NMAs of psoriasis treatments undertaken in the future should investigate heterogeneity within the networks and include clinically relevant subgroups to further investigate effect modification related to certain patient characteristics. This recommendation is also appropriate for NMAs in other clinical areas and other fields outside of medicine.

Conclusions

This work has highlighted potential differences in relative treatment effectiveness for biologic-naïve patients receiving psoriasis treatment. Our results support the assumption that prior exposure to biologic therapy is associated with psoriasis treatment response and confirm the importance of considering this as a potential effect modifier. Future decision-making on psoriasis treatments should consider patients’ prior exposure to biologic therapies.

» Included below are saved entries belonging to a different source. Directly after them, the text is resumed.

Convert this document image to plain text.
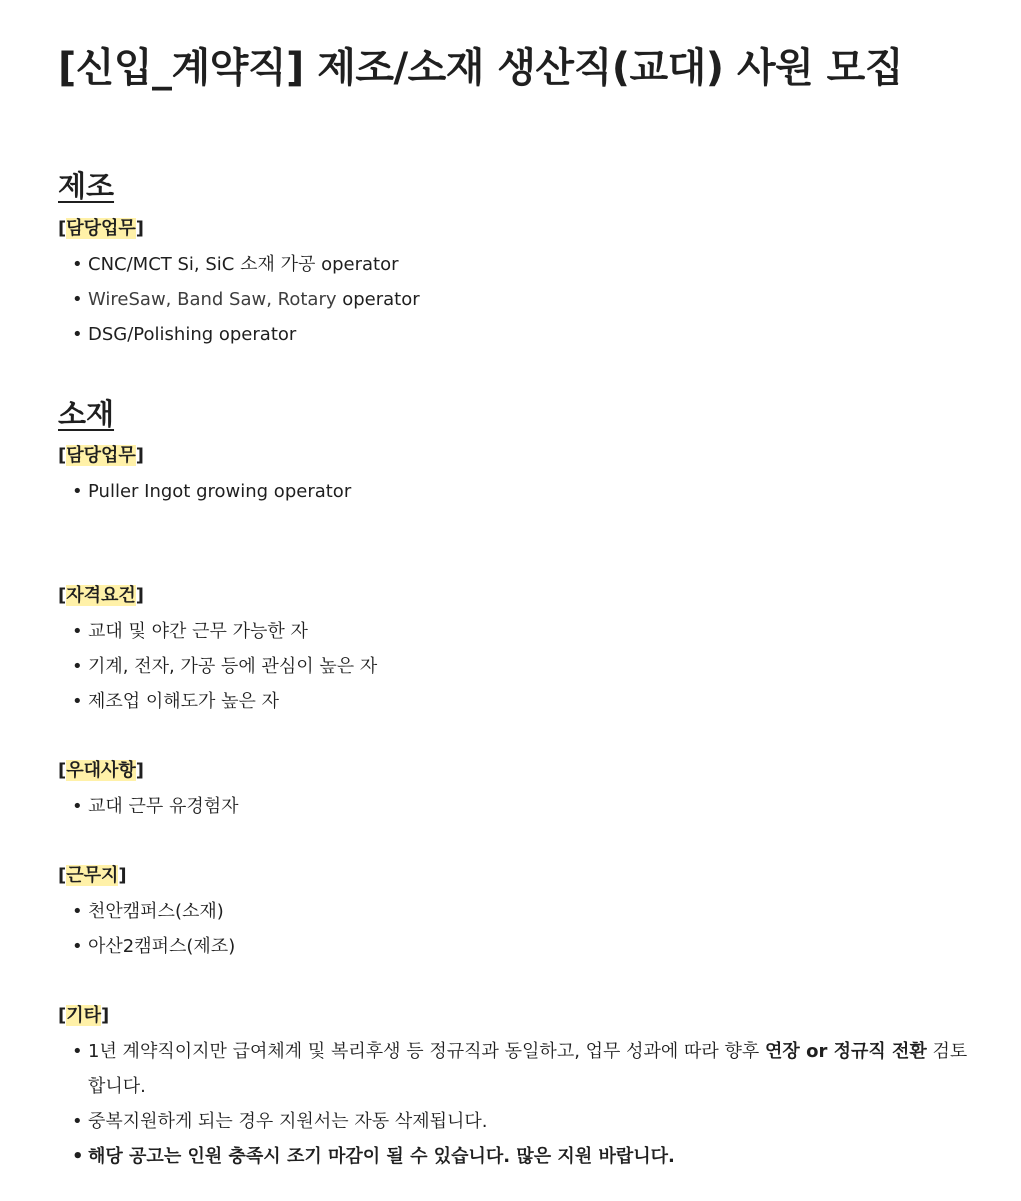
[신입_계약직] 제조/소재 생산직(교대) 사원 모집
제조
[담당업무]
• CNC/MCT Si, SiC 소재 가공 operator
• WireSaw, Band Saw, Rotary operator
• DSG/Polishing operator
소재
[담당업무]
• Puller Ingot growing operator
[자격요건]
• 교대 및 야간 근무 가능한 자
• 기계, 전자, 가공 등에 관심이 높은 자
• 제조업 이해도가 높은 자
[우대사항]
• 교대 근무 유경험자
[근무지]
• 천안캠퍼스(소재)
• 아산2캠퍼스(제조)
[기타]
• 1년 계약직이지만 급여체계 및 복리후생 등 정규직과 동일하고, 업무 성과에 따라 향후 연장 or 정규직 전환 검토합니다.
• 중복지원하게 되는 경우 지원서는 자동 삭제됩니다.
• 해당 공고는 인원 충족시 조기 마감이 될 수 있습니다. 많은 지원 바랍니다.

More broadly, we have demonstrated the importance of assessing heterogeneity in patient characteristics and adjusting for effect modifiers in a NMA, which can be done by restricting inclusion in the NMA to certain subgroups of patients with similar characteristics. Focusing the inclusion criteria to produce smaller, more homogenous networks can reduce the risk of both heterogeneity and inconsistency, and give more valid results.